QuantumATK Forum
QuantumATK => General Questions and Answers => Topic started by: Derek Stewart on February 14, 2011, 16:13
-
Hi everyone,
I have been testing out the new version of ATK with some parallel runs and I have run into a problem when I try to run even the simple mpi_test in the background with mpiexec. Everything works properly if I run it with everything printing out to the screen or I direct it to a file and let it run in the foreground. For mpich2, I am using version 1.3.2. The calculations are done on a redhat enterprise 5 machine with Xeon processors.
For example, these commands work fine:
mpiexec -n 2 -hosts d1,d2 /opt/QuantumWise/atk-11.2.b2/atkpython/bin/atkpython /home/derek/atk_mpi_test/test_mpi.py
mpiexec -n 2 -hosts d1,d2 /opt/QuantumWise/atk-11.2.b2/atkpython/bin/atkpython /home/derek/atk_mpi_test/atk_mpi_test > out.run
However, when I try to run it in the background using & at the end.
mpiexec -n 2 -hosts d1,d2 /opt/QuantumWise/atk-11.2.b2/atkpython/bin/atkpython /home/derek/atk_mpi_test/test_mpi.py &
I get the following error:
[[email protected]] HYDU_sock_read (./utils/sock/sock.c:222): read errno (Input/output error)
[[email protected]] control_cb (./pm/pmiserv/pmiserv_cb.c:249): assert (!closed) failed
[[email protected]] HYDT_dmxu_poll_wait_for_event (./tools/demux/demux_poll.c:77): callback returned error status
[[email protected]] HYD_pmci_wait_for_completion (./pm/pmiserv/pmiserv_pmci.c:206): error waiting for event
[[email protected]] main (./ui/mpich/mpiexec.c:404): process manager error waiting for completion
After searching through some discussion groups on mpiexec using hydra routing, I found the following work-around to run things in the background.
mpiexec -n 2 -hosts d1,d2 /opt/QuantumWise/atk-11.2.b2/atkpython/bin/atkpython /home/derek/atk_mpi_test/test_mpi.py < /dev/null &
With this redirection, you can also run the calculation with nohup at the beginning as well.
The following link discusses this issue in more detail:
http://lists.mcs.anl.gov/pipermail/mpich-discuss/2010-October/008239.html
Best Regards,
Derek
-
Hi everyone,
I just noticed that the final command line I listed had a typo.

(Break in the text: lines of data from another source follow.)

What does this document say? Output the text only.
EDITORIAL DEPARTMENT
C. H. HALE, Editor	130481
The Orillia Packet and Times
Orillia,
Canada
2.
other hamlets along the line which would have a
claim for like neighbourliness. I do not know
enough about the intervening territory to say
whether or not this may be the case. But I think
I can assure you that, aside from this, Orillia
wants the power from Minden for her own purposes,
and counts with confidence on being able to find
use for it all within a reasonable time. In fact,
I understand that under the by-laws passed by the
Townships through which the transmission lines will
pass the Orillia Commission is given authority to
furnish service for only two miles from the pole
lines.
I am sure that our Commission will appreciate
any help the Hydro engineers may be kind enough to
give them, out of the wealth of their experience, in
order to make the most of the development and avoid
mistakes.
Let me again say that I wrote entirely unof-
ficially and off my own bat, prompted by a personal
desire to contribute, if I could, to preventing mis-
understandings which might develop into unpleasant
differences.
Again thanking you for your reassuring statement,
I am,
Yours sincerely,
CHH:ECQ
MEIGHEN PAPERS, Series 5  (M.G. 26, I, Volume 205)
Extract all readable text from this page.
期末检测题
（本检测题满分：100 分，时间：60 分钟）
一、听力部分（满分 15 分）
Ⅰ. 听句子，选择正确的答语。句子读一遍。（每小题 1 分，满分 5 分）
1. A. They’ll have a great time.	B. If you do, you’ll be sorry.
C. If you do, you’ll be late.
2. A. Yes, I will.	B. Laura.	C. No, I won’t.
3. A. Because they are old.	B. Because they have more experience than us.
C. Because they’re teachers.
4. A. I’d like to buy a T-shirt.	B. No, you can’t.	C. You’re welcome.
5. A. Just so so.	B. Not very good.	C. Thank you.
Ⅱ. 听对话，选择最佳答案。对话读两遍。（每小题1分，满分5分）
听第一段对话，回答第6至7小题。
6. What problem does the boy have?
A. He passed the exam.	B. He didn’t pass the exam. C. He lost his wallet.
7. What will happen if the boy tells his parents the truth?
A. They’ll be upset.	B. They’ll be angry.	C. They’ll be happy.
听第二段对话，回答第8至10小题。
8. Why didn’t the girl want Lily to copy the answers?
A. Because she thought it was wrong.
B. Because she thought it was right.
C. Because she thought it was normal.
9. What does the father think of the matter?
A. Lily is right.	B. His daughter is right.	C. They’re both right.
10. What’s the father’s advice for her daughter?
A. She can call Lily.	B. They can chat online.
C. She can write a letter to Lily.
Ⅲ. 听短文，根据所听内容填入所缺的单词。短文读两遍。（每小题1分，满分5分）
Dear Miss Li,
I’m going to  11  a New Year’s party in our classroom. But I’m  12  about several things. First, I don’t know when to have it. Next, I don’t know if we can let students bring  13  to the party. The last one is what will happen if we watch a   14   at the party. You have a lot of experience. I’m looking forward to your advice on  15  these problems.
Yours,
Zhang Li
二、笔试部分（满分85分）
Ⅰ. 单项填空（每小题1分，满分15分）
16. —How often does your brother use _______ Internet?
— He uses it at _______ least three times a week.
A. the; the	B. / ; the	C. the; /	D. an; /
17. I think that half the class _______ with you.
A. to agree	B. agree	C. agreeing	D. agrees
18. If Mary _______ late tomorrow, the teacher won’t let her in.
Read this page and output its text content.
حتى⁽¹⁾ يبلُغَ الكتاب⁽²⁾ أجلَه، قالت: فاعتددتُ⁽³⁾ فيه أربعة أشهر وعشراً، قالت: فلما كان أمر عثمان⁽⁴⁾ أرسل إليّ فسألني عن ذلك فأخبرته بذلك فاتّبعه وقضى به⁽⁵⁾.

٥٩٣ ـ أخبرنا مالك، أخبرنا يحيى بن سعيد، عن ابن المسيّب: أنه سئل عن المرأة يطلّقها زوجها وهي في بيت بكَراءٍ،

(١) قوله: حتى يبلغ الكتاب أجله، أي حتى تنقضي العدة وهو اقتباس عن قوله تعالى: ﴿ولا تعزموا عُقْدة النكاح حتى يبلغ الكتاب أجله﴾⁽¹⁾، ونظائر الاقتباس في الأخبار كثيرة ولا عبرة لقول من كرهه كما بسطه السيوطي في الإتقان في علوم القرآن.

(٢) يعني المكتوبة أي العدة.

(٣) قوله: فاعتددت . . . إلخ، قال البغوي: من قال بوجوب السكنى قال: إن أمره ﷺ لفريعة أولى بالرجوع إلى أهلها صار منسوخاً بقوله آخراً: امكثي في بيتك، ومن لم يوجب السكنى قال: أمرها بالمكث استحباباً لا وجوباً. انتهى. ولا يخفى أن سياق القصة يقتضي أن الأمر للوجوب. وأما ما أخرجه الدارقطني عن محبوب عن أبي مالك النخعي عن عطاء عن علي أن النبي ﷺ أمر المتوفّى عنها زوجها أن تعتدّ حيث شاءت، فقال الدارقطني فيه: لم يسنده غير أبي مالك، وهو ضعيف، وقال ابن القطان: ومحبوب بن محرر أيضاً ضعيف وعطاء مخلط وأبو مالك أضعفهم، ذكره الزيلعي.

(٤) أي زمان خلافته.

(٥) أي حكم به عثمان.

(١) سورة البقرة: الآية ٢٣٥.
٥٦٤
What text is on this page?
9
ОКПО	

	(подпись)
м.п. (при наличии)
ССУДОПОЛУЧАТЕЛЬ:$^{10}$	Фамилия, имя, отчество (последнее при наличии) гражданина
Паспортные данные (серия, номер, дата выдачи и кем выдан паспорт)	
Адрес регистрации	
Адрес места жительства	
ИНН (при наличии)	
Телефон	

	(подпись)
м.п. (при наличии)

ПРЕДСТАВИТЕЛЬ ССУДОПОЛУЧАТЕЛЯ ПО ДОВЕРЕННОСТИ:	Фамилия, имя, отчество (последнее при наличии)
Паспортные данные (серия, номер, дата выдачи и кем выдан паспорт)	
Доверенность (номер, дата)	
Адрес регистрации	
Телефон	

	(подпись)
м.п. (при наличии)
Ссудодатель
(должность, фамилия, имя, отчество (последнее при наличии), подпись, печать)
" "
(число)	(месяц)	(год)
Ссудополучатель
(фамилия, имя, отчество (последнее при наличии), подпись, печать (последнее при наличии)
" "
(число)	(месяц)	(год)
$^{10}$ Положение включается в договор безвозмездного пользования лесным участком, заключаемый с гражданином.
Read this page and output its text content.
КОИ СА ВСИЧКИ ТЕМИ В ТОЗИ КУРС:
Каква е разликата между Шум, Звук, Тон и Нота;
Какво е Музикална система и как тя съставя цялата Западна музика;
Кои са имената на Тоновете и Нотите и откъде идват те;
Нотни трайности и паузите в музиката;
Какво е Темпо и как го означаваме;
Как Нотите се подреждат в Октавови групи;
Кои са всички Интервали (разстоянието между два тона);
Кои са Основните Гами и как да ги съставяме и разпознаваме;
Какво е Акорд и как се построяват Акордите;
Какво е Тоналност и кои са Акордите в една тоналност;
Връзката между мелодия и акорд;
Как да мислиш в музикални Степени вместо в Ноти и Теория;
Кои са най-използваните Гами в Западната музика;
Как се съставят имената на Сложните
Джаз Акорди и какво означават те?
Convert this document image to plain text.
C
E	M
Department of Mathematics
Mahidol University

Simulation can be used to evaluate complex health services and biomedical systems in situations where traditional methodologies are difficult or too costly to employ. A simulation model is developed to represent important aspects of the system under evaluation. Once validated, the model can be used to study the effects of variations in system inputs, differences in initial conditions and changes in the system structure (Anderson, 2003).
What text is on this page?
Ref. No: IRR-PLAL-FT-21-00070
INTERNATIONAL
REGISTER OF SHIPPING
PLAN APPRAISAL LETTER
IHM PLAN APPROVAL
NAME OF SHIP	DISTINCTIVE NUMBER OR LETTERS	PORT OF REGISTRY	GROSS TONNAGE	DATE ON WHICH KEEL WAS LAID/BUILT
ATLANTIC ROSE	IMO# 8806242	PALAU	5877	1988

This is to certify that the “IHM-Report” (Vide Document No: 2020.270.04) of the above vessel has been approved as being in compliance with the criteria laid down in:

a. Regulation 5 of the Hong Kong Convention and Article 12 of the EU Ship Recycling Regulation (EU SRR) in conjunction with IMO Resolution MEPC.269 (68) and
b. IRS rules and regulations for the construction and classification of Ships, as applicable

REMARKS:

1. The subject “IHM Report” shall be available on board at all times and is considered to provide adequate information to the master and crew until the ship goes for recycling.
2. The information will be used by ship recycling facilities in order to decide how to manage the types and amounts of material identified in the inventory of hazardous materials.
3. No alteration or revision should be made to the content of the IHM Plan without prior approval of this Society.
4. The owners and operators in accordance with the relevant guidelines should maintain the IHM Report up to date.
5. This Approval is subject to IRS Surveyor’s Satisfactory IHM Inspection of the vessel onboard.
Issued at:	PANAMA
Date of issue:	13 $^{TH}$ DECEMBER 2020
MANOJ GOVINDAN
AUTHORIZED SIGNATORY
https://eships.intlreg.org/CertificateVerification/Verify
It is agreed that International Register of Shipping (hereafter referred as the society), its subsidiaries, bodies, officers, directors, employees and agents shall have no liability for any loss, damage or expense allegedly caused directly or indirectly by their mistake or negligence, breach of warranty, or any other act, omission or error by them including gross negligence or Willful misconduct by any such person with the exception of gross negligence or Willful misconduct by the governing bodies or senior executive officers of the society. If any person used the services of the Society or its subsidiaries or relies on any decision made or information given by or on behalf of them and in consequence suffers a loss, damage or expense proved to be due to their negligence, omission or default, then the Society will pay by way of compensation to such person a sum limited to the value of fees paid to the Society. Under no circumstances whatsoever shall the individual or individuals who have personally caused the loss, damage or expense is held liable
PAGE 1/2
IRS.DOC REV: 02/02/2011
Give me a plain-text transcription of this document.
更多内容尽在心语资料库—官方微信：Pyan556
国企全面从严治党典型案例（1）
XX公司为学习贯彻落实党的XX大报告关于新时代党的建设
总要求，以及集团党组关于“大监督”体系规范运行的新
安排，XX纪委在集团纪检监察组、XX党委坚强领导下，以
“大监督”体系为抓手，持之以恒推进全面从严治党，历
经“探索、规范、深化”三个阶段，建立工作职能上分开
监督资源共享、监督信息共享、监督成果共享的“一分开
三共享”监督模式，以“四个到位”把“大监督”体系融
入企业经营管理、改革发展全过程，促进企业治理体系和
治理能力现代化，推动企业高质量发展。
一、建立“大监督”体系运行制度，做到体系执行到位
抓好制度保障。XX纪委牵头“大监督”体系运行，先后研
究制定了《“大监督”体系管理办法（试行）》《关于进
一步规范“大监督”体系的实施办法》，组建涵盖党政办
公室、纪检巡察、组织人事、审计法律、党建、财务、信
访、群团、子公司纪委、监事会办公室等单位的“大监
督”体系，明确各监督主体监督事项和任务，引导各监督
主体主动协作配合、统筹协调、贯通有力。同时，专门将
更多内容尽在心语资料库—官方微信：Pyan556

It should have included the redirect to the output file as follows:
mpiexec -n 2 -hosts d1,d2 /opt/QuantumWise/atk-11.2.b2/atkpython/bin/atkpython /home/derek/atk_mpi_test/test_mpi.py > out.run < /dev/null &
-
Thanks for sharing this trick to solve this little snag, which also appears with mpd (but in that case, unlike with hydra, the program is allowed to run, it just generates tons of garbage output in the log file). We'll make it a "tip" in the parallel guide to make sure people are aware of it!